PTQ is performed to reduce the precision of quantizable weights (e.g., linear layers) to a lower bit-width. Supported formats are:

W4A16

W8A8-INT8

  • Uses channel-wise quantization to compress weights to 8 bits using GPTQ, and uses dynamic per-token quantization to compress activations to 8 bits. Requires calibration dataset for weight quantization. Activation quantization is carried out during inference on vLLM.
  • Useful for speed ups in high QPS regimes or offline serving on vLLM.
  • Recommended for NVIDIA GPUs with compute capability <8.9 (Ampere, Turing, Volta, Pascal, or older).

W8A8-FP8

  • Uses channel-wise quantization to compress weights to 8 bits, and uses dynamic per-token quantization to compress activations to 8 bits. Does not require calibration dataset. Activation quantization is carried out during inference on vLLM.
  • Useful for speed ups in high QPS regimes or offline serving on vLLM.
  • Recommended for NVIDIA GPUs with compute capability >=9.0 (Hopper and Blackwell).

Sparsification

Sparsification reduces model complexity by pruning selected weight values to zero while retaining essential weights in a subset of parameters.
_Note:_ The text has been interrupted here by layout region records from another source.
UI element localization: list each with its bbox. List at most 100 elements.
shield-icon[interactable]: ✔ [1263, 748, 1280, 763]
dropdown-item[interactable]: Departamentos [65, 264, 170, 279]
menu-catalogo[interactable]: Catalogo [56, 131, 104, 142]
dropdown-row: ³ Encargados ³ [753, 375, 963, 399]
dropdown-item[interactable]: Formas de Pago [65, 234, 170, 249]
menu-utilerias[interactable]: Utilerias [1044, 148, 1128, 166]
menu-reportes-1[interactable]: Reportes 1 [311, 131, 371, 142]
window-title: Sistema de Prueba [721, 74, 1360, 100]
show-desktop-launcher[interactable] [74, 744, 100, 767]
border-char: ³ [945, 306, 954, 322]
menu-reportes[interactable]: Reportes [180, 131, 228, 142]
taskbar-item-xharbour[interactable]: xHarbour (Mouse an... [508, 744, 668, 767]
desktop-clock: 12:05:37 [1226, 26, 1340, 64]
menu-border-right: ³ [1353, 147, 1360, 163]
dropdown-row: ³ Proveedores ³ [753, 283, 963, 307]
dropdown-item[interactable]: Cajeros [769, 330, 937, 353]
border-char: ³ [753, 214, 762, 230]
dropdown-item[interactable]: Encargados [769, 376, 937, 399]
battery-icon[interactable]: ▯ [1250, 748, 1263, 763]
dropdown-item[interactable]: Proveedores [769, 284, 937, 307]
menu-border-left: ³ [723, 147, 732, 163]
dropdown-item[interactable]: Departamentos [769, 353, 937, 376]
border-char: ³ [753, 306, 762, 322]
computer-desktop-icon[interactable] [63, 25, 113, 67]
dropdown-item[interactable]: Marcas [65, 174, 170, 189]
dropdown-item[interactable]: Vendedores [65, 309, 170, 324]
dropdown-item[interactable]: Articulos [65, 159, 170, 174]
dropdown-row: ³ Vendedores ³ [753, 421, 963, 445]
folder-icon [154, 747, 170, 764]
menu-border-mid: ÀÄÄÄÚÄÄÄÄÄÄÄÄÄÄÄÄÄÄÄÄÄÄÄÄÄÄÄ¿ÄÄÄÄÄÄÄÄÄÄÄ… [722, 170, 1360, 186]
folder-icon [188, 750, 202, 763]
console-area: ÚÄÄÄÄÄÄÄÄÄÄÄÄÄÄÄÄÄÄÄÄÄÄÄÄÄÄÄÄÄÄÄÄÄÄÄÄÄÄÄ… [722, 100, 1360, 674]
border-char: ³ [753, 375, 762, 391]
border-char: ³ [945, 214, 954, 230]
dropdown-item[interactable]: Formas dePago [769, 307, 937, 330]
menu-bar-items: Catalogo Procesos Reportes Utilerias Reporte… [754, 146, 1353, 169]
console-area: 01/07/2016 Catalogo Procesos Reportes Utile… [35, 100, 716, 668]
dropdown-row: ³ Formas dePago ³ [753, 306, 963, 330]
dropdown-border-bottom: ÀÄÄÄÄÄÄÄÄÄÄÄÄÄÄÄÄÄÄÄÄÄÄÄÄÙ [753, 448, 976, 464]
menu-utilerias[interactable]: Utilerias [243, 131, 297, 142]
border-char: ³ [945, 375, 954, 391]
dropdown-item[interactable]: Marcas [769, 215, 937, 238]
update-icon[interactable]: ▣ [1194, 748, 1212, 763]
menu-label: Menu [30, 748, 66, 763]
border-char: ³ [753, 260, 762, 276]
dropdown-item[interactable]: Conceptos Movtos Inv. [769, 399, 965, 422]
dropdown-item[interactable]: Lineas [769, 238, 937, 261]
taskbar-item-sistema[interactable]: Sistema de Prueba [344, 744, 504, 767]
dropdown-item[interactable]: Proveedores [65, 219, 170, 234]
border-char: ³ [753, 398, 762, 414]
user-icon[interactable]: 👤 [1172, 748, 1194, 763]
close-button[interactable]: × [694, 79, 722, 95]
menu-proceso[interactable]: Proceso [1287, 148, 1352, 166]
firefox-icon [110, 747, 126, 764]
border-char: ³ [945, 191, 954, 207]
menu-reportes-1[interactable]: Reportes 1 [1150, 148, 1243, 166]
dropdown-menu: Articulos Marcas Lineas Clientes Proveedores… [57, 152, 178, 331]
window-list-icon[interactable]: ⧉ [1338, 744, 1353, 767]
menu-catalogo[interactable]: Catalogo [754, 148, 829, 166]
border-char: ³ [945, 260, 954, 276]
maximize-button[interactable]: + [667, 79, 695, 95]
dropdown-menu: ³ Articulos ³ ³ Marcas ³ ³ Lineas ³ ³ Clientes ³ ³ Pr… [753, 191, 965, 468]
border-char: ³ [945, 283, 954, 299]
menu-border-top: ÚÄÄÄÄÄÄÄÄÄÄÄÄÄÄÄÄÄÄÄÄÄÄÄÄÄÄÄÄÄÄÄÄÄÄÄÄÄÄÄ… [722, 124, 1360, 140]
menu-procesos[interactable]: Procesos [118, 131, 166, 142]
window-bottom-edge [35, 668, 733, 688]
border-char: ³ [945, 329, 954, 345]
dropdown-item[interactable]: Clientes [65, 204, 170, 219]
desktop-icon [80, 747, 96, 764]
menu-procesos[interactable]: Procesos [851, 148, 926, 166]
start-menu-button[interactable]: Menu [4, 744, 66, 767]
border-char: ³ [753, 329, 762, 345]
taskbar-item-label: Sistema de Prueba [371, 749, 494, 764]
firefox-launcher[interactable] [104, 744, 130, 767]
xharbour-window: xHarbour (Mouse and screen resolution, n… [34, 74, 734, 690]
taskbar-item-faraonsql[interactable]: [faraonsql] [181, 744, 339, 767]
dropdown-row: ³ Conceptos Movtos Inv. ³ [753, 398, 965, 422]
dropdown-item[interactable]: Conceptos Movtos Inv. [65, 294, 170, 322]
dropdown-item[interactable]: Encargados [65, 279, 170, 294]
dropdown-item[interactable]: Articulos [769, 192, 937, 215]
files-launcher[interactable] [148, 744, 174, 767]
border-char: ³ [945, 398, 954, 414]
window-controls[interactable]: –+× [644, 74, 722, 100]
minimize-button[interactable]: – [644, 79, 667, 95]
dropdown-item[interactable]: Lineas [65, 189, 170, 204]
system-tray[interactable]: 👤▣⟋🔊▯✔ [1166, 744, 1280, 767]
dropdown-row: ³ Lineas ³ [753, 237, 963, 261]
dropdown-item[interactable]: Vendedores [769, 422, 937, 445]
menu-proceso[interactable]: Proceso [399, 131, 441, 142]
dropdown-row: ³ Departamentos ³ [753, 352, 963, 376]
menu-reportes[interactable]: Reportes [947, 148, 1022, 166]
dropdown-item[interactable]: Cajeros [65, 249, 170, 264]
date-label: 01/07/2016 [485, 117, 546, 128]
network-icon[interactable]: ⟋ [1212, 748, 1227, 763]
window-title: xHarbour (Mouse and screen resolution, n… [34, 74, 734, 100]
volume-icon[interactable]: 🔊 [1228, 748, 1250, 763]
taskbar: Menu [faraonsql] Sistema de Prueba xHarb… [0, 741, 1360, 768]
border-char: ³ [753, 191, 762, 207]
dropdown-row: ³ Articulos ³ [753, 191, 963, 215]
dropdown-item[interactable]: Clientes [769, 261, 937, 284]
Supported formats include:

2:4-Sparsity with FP8 Weight, FP8 Input Activation

  • Uses (1) semi-structured sparsity (SparseGPT), where, for every four contiguous weights in a tensor, two are set to zero. (2) Uses channel-wise quantization to compress weights to 8 bits and dynamic per-token quantization to compress activations to 8 bits.
  • Useful for better inference than W8A8-fp8, with almost no drop in its evaluation score blog. Note: Small models may experience accuracy drops when the remaining non-zero weights are insufficient to recapitulate the original distribution.
  • Recommended for compute capability >=9.0 (Hopper and Blackwell).